Pada suatu larut malam di bulan Agustus 1964, hanya saya dan anak-anak yang berada di rumah. Kami telah tidur, tetapi saya terbangun oleh suara nyanyian sayup-sayup. Itu adalah Gulewamkulu, suatu perkumpulan rahasia para penari suku yang ditakuti yang menyerang orang dan berpura-pura menjadi roh nenek moyang yang telah meninggal. Liga Pemuda telah mengirim Gulewamkulu untuk menyerang kami. Saya segera membangunkan anak-anak, dan sebelum para penyerang sampai di rumah kami, kami lari ke hutan.

Dari tempat persembunyian kami, kami melihat cahaya terang. Gulewamkulu telah membakar rumah kami yang beratap ilalang. Rumah kami rata dengan tanah, bersama dengan semua harta milik kami. Sewaktu para penyerang meninggalkan puing-puing yang membara dari rumah kami, kami mendengar mereka berkata, ”Kami telah membuat api bagi Saksi-Saksi untuk menghangatkan diri mereka.” Alangkah bersyukurnya kami kepada Yehuwa bahwa kami selamat! Memang, mereka membinasakan semua milik kami, tetapi mereka tidak menghancurkan tekad kami untuk percaya kepada Yehuwa dan bukan kepada manusia.​—Mazmur 118:8.

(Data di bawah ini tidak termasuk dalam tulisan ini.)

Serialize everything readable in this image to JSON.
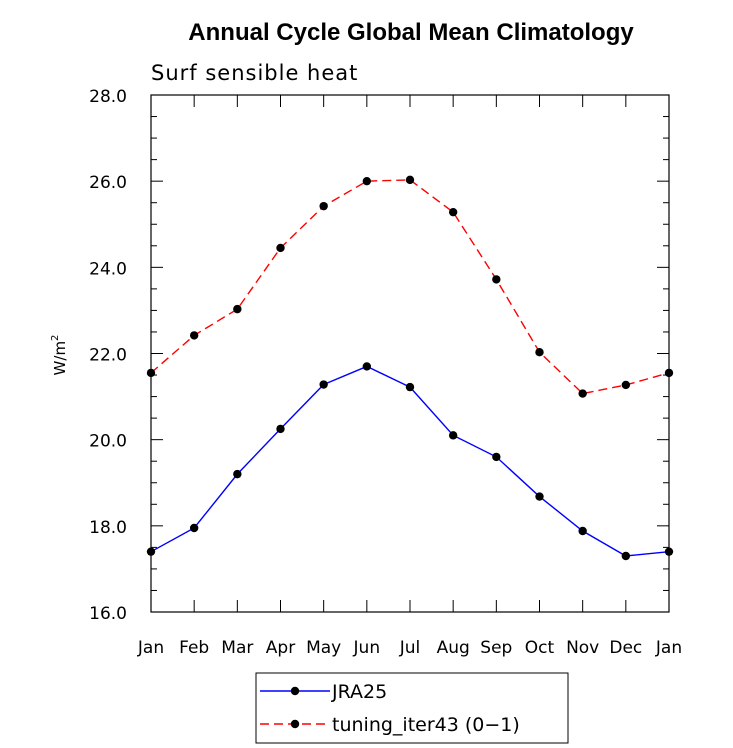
{
  "chart_data": {
    "type": "line",
    "title": "Annual Cycle Global Mean Climatology",
    "subtitle": "Surf sensible heat",
    "ylabel": "W/m",
    "ylabel_sup": "2",
    "xlabel": "",
    "categories": [
      "Jan",
      "Feb",
      "Mar",
      "Apr",
      "May",
      "Jun",
      "Jul",
      "Aug",
      "Sep",
      "Oct",
      "Nov",
      "Dec",
      "Jan"
    ],
    "ylim": [
      16.0,
      28.0
    ],
    "yticks": [
      "16.0",
      "18.0",
      "20.0",
      "22.0",
      "24.0",
      "26.0",
      "28.0"
    ],
    "grid": false,
    "legend_position": "bottom",
    "series": [
      {
        "name": "JRA25",
        "color": "#0000ff",
        "style": "solid",
        "values": [
          17.4,
          17.95,
          19.2,
          20.25,
          21.28,
          21.7,
          21.22,
          20.1,
          19.6,
          18.68,
          17.88,
          17.3,
          17.4
        ]
      },
      {
        "name": "tuning_iter43 (0−1)",
        "color": "#ff0000",
        "style": "dashed",
        "values": [
          21.55,
          22.42,
          23.03,
          24.45,
          25.42,
          26.0,
          26.03,
          25.28,
          23.72,
          22.03,
          21.07,
          21.27,
          21.55
        ]
      }
    ]
  }
}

Kami mendengar bahwa Gulewamkulu telah melakukan hal yang keji ini kepada lima keluarga Saksi-Saksi Yehuwa lain di daerah kami. Alangkah senang dan bersyukurnya kami sewaktu saudara-saudara dari sidang-sidang tetangga datang menolong kami! Mereka membangun kembali rumah kami dan menyediakan makanan bagi kami selama beberapa minggu.

Penindasan Menghebat

Pada bulan September 1967, suatu kampanye untuk menangkap semua Saksi-Saksi Yehuwa melanda negeri ini. Untuk menemukan kami, kaum muda yang kejam dan sangat ganas​—anggota-anggota Liga Pemuda dan Perintis Muda Malawi, bersenjatakan parang​—mencari Saksi-Saksi dari rumah ke rumah. Sewaktu mereka menemukan Saksi-Saksi, mereka menjual kartu-kartu partai kepada Saksi-Saksi.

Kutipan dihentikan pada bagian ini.